Nineteenth-century French Painter Paul Cézanne is considered one of the fathers of modern art. He was born into a wealthy family in Aix-en-Provence on January 19, 1839. Although he was supposed become a banker like his father, Cézanne decided to dedicate himself to painting instead. In 1861 he began to spend time in Paris, where he studied masterpieces in the Louvre and was exposed to cultural trends prominent at the time. He attended the Académie Suisse, making important connections with artists and intellectuals. But ultimately Cézanne chose his own path, elaborating his own individual style of painting.
Paintings from his first phase display a realistic style characterized by dark colors, vigorous shapes and extremely dense textures. One of the masterpieces from this phase is The Black Clock. During the early 1870s, Cézanne became close to impressionist painters, and Camille Pissaro in particular. Influenced by their rarefied style of painting, based on the effects of light, Cézanne started to paint outdoors; he lightened his colors and applied paint with small brushstrokes. The results are visible in Hanged Man’s House (1873), which was exhibited in Paris in 1874 at the impressionists’ first show.
But Cézanne’s investigations soon took his art in an entirely different direction. Interested in the structure of things and the eternal and immutable values of form, Cézanne built solid geometries, concentrating on composition and investigating each painting’s dimensions. As he himself affirmed, he intended “to treat nature according to the cone, the cylinder, the sphere, putting everything into perspective.”
Starting at the end of the 1870s, Cézanne began applying this concept to a series of recurring subjects. The still life was particularly suited to his patient analysis of space and perspective. But he applied the same concept to the human body as well.
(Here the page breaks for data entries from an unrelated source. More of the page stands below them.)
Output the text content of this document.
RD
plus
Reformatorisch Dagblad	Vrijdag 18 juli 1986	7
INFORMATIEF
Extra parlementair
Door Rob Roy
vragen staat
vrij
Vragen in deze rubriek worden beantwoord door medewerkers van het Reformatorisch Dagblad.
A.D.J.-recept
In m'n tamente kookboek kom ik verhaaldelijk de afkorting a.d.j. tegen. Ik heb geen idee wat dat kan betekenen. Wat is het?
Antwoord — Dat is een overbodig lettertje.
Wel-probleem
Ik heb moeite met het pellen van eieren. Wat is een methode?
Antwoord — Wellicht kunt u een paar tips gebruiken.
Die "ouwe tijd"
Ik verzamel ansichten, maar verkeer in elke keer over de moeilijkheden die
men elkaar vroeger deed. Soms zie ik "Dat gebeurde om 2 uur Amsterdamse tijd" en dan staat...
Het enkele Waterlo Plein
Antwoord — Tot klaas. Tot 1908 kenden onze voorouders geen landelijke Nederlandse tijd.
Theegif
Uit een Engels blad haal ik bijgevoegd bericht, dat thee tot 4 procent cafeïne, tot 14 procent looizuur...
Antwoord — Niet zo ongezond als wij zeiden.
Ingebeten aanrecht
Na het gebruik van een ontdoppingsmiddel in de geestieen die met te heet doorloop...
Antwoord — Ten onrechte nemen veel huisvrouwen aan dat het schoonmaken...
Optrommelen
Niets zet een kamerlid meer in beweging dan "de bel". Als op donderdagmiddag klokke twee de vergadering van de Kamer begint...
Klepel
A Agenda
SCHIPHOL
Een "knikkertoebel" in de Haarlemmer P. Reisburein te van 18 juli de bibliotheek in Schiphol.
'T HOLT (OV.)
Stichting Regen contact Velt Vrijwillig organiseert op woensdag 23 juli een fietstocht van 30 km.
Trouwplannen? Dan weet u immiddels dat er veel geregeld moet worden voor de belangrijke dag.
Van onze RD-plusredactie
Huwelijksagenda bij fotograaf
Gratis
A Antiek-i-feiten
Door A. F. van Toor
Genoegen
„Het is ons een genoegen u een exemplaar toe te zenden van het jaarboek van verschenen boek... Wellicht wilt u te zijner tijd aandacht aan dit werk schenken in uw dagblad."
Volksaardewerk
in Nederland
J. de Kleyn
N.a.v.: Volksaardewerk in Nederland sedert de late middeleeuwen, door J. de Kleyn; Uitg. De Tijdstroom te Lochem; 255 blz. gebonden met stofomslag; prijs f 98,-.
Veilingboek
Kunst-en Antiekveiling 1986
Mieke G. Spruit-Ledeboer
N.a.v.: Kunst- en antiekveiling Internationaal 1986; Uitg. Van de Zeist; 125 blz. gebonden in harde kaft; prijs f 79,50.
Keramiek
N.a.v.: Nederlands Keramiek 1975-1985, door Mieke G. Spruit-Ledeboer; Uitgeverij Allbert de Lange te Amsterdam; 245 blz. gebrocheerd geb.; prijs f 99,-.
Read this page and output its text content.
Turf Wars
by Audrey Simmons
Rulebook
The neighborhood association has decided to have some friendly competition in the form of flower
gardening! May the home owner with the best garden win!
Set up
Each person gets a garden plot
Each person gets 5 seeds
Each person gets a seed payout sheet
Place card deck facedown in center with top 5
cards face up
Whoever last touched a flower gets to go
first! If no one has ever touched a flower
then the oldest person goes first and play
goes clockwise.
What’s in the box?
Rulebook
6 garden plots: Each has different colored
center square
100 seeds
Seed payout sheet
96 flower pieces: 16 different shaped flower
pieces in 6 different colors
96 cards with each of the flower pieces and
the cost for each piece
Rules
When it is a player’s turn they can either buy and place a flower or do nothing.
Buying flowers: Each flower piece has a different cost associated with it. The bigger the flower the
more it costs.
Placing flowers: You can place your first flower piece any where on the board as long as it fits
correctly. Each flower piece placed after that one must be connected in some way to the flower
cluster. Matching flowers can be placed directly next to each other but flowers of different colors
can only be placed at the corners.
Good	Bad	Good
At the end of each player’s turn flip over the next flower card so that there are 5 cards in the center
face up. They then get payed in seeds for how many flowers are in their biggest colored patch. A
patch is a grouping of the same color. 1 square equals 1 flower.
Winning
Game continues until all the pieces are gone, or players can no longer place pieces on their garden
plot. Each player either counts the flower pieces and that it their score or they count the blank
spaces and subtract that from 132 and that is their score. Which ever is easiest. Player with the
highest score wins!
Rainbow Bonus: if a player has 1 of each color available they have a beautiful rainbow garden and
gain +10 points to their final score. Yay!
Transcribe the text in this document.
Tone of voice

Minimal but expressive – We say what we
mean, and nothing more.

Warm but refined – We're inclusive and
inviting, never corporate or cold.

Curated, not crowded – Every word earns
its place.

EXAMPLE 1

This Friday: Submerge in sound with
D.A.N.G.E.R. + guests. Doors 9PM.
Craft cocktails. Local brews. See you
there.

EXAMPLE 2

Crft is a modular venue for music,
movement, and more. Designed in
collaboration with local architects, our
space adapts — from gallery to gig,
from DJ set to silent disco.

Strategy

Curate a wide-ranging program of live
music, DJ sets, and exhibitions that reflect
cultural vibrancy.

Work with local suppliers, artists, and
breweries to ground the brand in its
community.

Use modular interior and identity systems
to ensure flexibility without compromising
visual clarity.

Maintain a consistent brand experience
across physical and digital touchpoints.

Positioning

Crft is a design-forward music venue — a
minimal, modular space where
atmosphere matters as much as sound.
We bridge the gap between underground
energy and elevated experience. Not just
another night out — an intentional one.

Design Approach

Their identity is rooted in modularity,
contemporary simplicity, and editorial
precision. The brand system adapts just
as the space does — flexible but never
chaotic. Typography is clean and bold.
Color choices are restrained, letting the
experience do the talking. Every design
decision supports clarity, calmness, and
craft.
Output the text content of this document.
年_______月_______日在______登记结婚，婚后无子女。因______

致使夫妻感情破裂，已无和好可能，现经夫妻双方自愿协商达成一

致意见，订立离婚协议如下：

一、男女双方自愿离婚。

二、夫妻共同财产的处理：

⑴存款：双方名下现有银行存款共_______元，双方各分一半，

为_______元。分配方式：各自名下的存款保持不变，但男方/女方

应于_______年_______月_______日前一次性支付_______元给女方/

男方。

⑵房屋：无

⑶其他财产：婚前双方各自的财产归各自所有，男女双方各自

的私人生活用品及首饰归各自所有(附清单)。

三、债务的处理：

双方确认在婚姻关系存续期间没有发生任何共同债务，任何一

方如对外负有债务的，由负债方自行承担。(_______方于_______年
Among the works he concentrated on was his series of bathers. Outlined by sharp contours, the bodies mesh perfectly with their environment thanks to the careful study of their poses, which maintain the inclination of the trees. The touches of blue-green color on the naked bodies recall the tones of the surrounding landscape.
The last series was dedicated to Mont Sainte-Victoire. The artist painted the mountain from different perspectives, concentrating on the dimensions that compose the landscape. The canvas was created with little brushstrokes of color that seem to break up nature in order to reproduce its hidden structure. These paintings helped open the road to Cubism.
Cézanne died on October 22, 1906 in Aix-en-Provence. He was 67.
Recognized as one of the great masters of modern art, he was celebrated with a show at the Salon d’Automne [1907]. His painting style was considered an essential reference point for the avant-gardes of the beginning of the twentieth century.